Il match sembrava finito lì, perché nel terzo set Djokovic sembrava risentire improvvisamente del peso di tutti gli anni passati sui campi. Il serbo perdeva campo, se provava ad anticipare sbagliava regolarmente, se cercava di reggere lo scambio finiva per sbagliare. Il 6-1 pareva chiudere la discussione ma il terrore che incuteva Djokovic era palpabile tra gli spettatori, e dopo una lunga pausa tra il terzo e il quarto set, il serbo tornava con la mente prima e col corpo poi in partita. Alcaraz credeva forse di aver già chiuso il match, metteva meno attenzione sui propri turni di servizio e puntualmente veniva punito. Djokovic diventava anche più chirurgico al servizio e arrivava al quinto forse addirittura da favorito.
Ma Carlitos è campione vero, iniziava arrivando a palla break, era costretto ad annullarne una nel game successivo e nel terzo piazzava l’acuto decisivo. Da allora migliorava il livello di gioco di entrambi – piuttosto bassino nel resto del match – ma forse un po’ sorprendentemente Alcaraz non rischiava più sul proprio servizio, giocando un ultimo game semplicemente meraviglioso.

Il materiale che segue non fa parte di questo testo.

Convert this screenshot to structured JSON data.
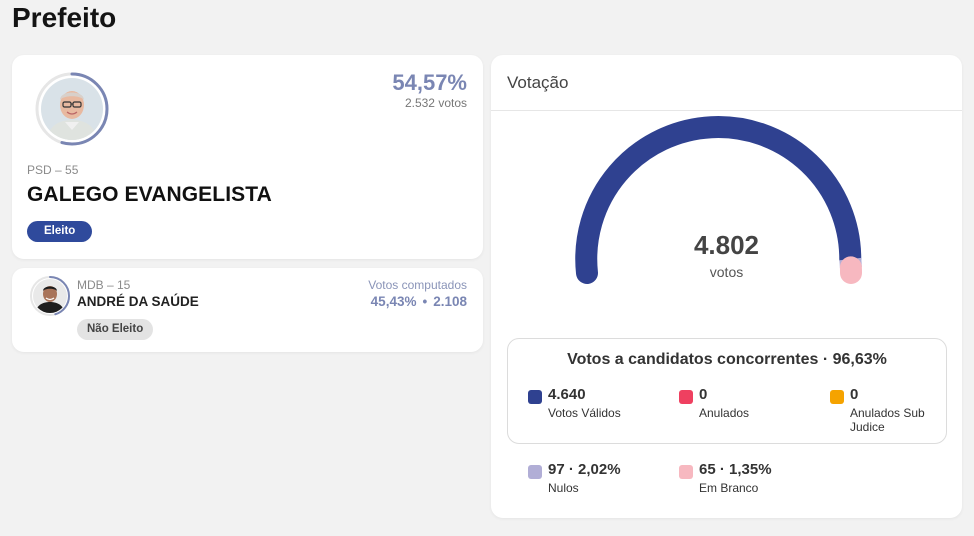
{
  "page": {
    "title": "Prefeito"
  },
  "winner": {
    "party": "PSD – 55",
    "name": "GALEGO EVANGELISTA",
    "percent": "54,57%",
    "votes": "2.532 votos",
    "status": "Eleito",
    "vote_share": 0.5457
  },
  "second": {
    "party": "MDB – 15",
    "name": "ANDRÉ DA SAÚDE",
    "computed_label": "Votos computados",
    "percent": "45,43%",
    "separator": "•",
    "votes": "2.108",
    "status": "Não Eleito",
    "vote_share": 0.4543
  },
  "voting": {
    "title": "Votação",
    "total": "4.802",
    "total_unit": "votos",
    "valid_title": "Votos a candidatos concorrentes · 96,63%",
    "gauge_fractions": {
      "valid": 0.9663,
      "nulos": 0.0202,
      "branco": 0.0135
    },
    "stats": [
      {
        "value": "4.640",
        "label": "Votos Válidos",
        "color": "#2f4190"
      },
      {
        "value": "0",
        "label": "Anulados",
        "color": "#ef4060"
      },
      {
        "value": "0",
        "label": "Anulados Sub Judice",
        "color": "#f5a300"
      },
      {
        "value": "97 · 2,02%",
        "label": "Nulos",
        "color": "#b1aed6"
      },
      {
        "value": "65 · 1,35%",
        "label": "Em Branco",
        "color": "#f7b8c0"
      }
    ]
  },
  "colors": {
    "accent": "#2f4a9c",
    "gauge_valid": "#2f4190",
    "gauge_nulos": "#b1aed6",
    "gauge_branco": "#f7b8c0",
    "ring": "#7a86b3"
  }
}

Alla fine lo stupore maggiore è che per una volta le cose sono andate come dovevano andare: il giovane fuoriclasse ha superato il vecchio campione. Djokovic a dire la verità era arrivato in finale anche in virtù di un tabellone abbastanza agevole, mentre Alcaraz ha sostanzialmente fatto fuori tutti i vari pretendenti e i giocatori più in forma. Era logico che finisse così, ma Djokovic – come prima di lui Federer e Nadal – ci aveva fatto credere che la logica, quando c’era lui in campo, era solo un’ipotesi. Tutto adesso è tornato nella normalità e si può dire che morta un’era ne nasce un’altra: quella di Carlitos Alcaraz.